Oysa diyor Anastasiadis “bu laf BM’ler eski Genel Sekreteri Kıbrıs Özel temsilcisi Espen Eide’nin ağzından çıktı! Bunu da Grans Montana sonrasında sırf Türk tarafına şirin gözükmek için telaffuz etti” falan!
Pekala Anastasiadis ne diyor bu iki “devletli çözüm olayına? “İki devletin kabul görmeyeceğini bilecek kadar gerçekçiyim” diyor!
Ve ekliyor: Ercan Hava alanının tanınmasını da reddettim! (Ne büyük fazilet!)
Ve Anastasiadis çok enteresan bir iddiada daha bulunuyor. Bir soru üzerine diyor ki Türk tarafı “devlet” fikrini 1956’dan beridir sürdürüyor. Zürih Londra Anlaşmaları sadece bir ara istasyondu…”
UZATMAK İSTEMİYORUM: Çünkü KKTC’de bazılarımız için hâlâ en iyi çözüm “federasyondur!” (Hatta vakti zamanında Anastasiadis “gevşek federasyon” dediği “Desantralizasyonu” savunuyordu da üzerine atladıktı!)
Fakat ayni Anastasiaadis şunu da söylemektedir. “Azınlıkların çoğunluğu idare ettiği nerede görüldü!”
FAKAT ARTIK ÇOK GEÇ! Yani 47 yıl sonra hatta bizzat yıktıkları Kıbrıs Cumhuriyetinden bu yana Rum tarafı; Makarios’un başında külahı, elinde asası sırtında cübbesiyle elini krallara kraliçelere bile öptürürken bu adada gerçekleştirmeyi başaramadığı “enosisi,” Anastasiadis hiç gerçekleştiremez! ***
DEVLET DEDİĞİNİZ! Eğer bir ülke “tedbirler” silsilesinden yasaklara, alamadığı vergilere karşılık “dolaylı vergilere” sığınıyorsa.. Biline ki bütün öylesi ülkeler gibi geri kalmıştır!
Kaldı ki “KKTC’den söz ediyoruz!” Bırakın siyasi yönden tanınmamış devlet oluşunu, 47 yıldır öncesi “liderlikler, yönetimler” dönemlerinin tecrübelerinin söz konusu olduğu yarım asırlık varlık savaşım ve sürecine karşılık, “denetimlerini” bile yapamayacak kadar zafiyet içindedir!
Buna karşılık gelip giden yönetimler anca iki yıl iktidarda kalabilme becerisini gösterecek kadar devletlu olabildiler!
ÇATLARSINIZ! Bir kere çok net biliyoruz: Kurumlar yeterince çalışamıyor, dolayısıyla devletin çarklarını çevirecek “dirayeti” gösteremiyorlar.
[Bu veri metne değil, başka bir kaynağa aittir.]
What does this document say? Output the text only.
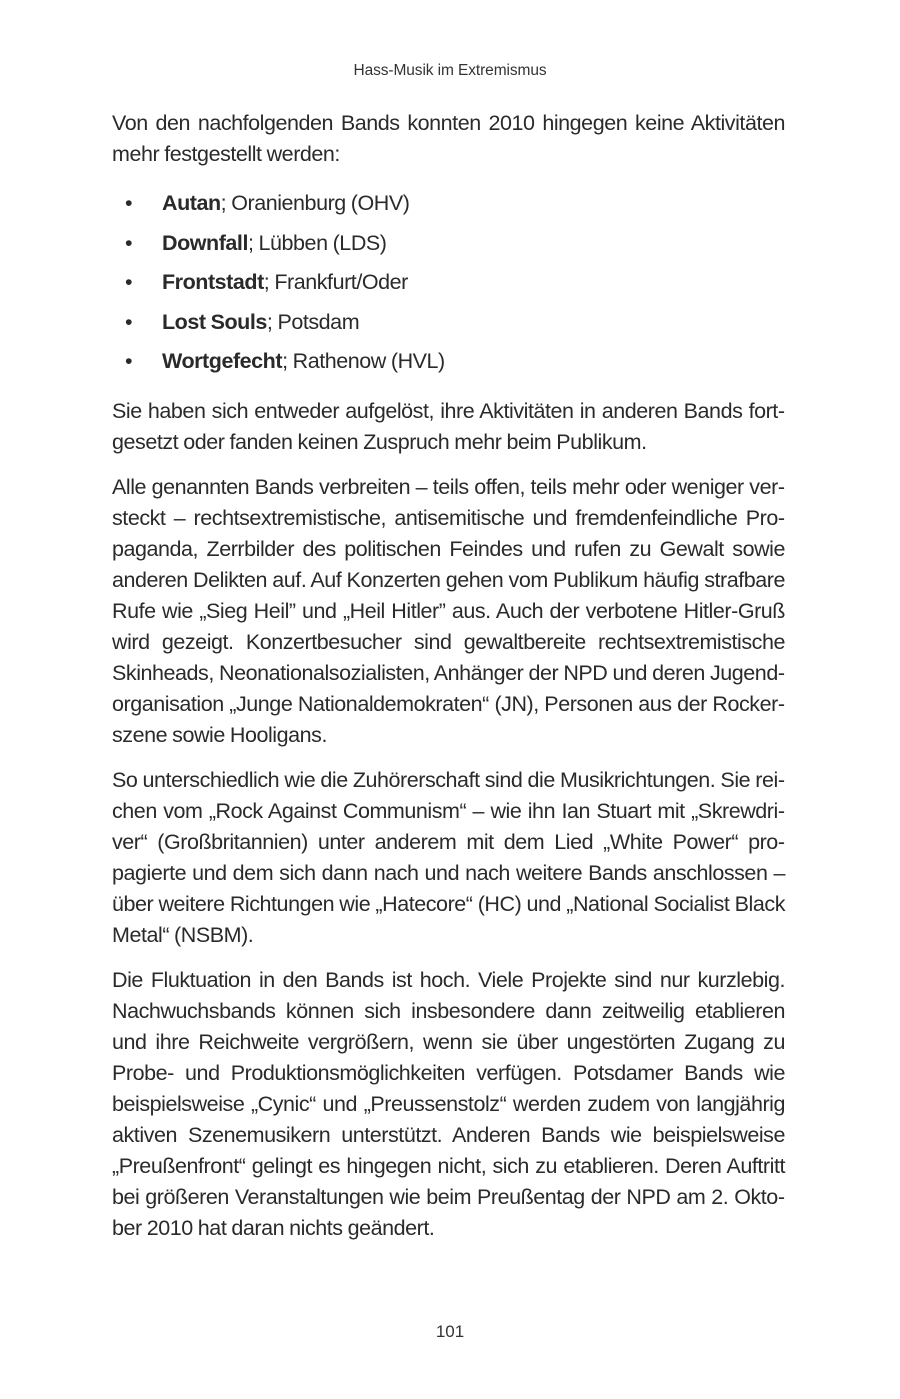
Hass-Musik im Extremismus

Von den nachfolgenden Bands konnten 2010 hingegen keine Aktivitäten mehr festgestellt werden:

• Autan; Oranienburg (OHV)
• Downfall; Lübben (LDS)
• Frontstadt; Frankfurt/Oder
• Lost Souls; Potsdam
• Wortgefecht; Rathenow (HVL)

Sie haben sich entweder aufgelöst, ihre Aktivitäten in anderen Bands fortgesetzt oder fanden keinen Zuspruch mehr beim Publikum.

Alle genannten Bands verbreiten – teils offen, teils mehr oder weniger versteckt – rechtsextremistische, antisemitische und fremdenfeindliche Propaganda, Zerrbilder des politischen Feindes und rufen zu Gewalt sowie anderen Delikten auf. Auf Konzerten gehen vom Publikum häufig strafbare Rufe wie „Sieg Heil” und „Heil Hitler” aus. Auch der verbotene Hitler-Gruß wird gezeigt. Konzertbesucher sind gewaltbereite rechtsextremistische Skinheads, Neonationalsozialisten, Anhänger der NPD und deren Jugendorganisation „Junge Nationaldemokraten“ (JN), Personen aus der Rockerszene sowie Hooligans.

So unterschiedlich wie die Zuhörerschaft sind die Musikrichtungen. Sie reichen vom „Rock Against Communism“ – wie ihn Ian Stuart mit „Skrewdriver“ (Großbritannien) unter anderem mit dem Lied „White Power“ propagierte und dem sich dann nach und nach weitere Bands anschlossen – über weitere Richtungen wie „Hatecore“ (HC) und „National Socialist Black Metal“ (NSBM).

Die Fluktuation in den Bands ist hoch. Viele Projekte sind nur kurzlebig. Nachwuchsbands können sich insbesondere dann zeitweilig etablieren und ihre Reichweite vergrößern, wenn sie über ungestörten Zugang zu Probe- und Produktionsmöglichkeiten verfügen. Potsdamer Bands wie beispielsweise „Cynic“ und „Preussenstolz“ werden zudem von langjährig aktiven Szenemusikern unterstützt. Anderen Bands wie beispielsweise „Preußenfront“ gelingt es hingegen nicht, sich zu etablieren. Deren Auftritt bei größeren Veranstaltungen wie beim Preußentag der NPD am 2. Oktober 2010 hat daran nichts geändert.

101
Kaldı ki o “kurumlar” dediklerimiz KKTC’nin en sinsi virüslerinden olan partizanlıkla popülizmin resmiyet kazanmış mekanizmalarından oluşuyorlar!
Böyle bir devleti yönetmek mucizedir. Kaldı ki seçim sandıklarından çıkıp devletin kaderini yüklenenler de peygamber değillerdir! Tek bir değişiklik ötesinde: “Seçilmeden önce “napan be Hasan”dırlar.. Seçildikten sonra eğer Bakan da olmuşlarsa “sayın” da olurlar bey paşa da..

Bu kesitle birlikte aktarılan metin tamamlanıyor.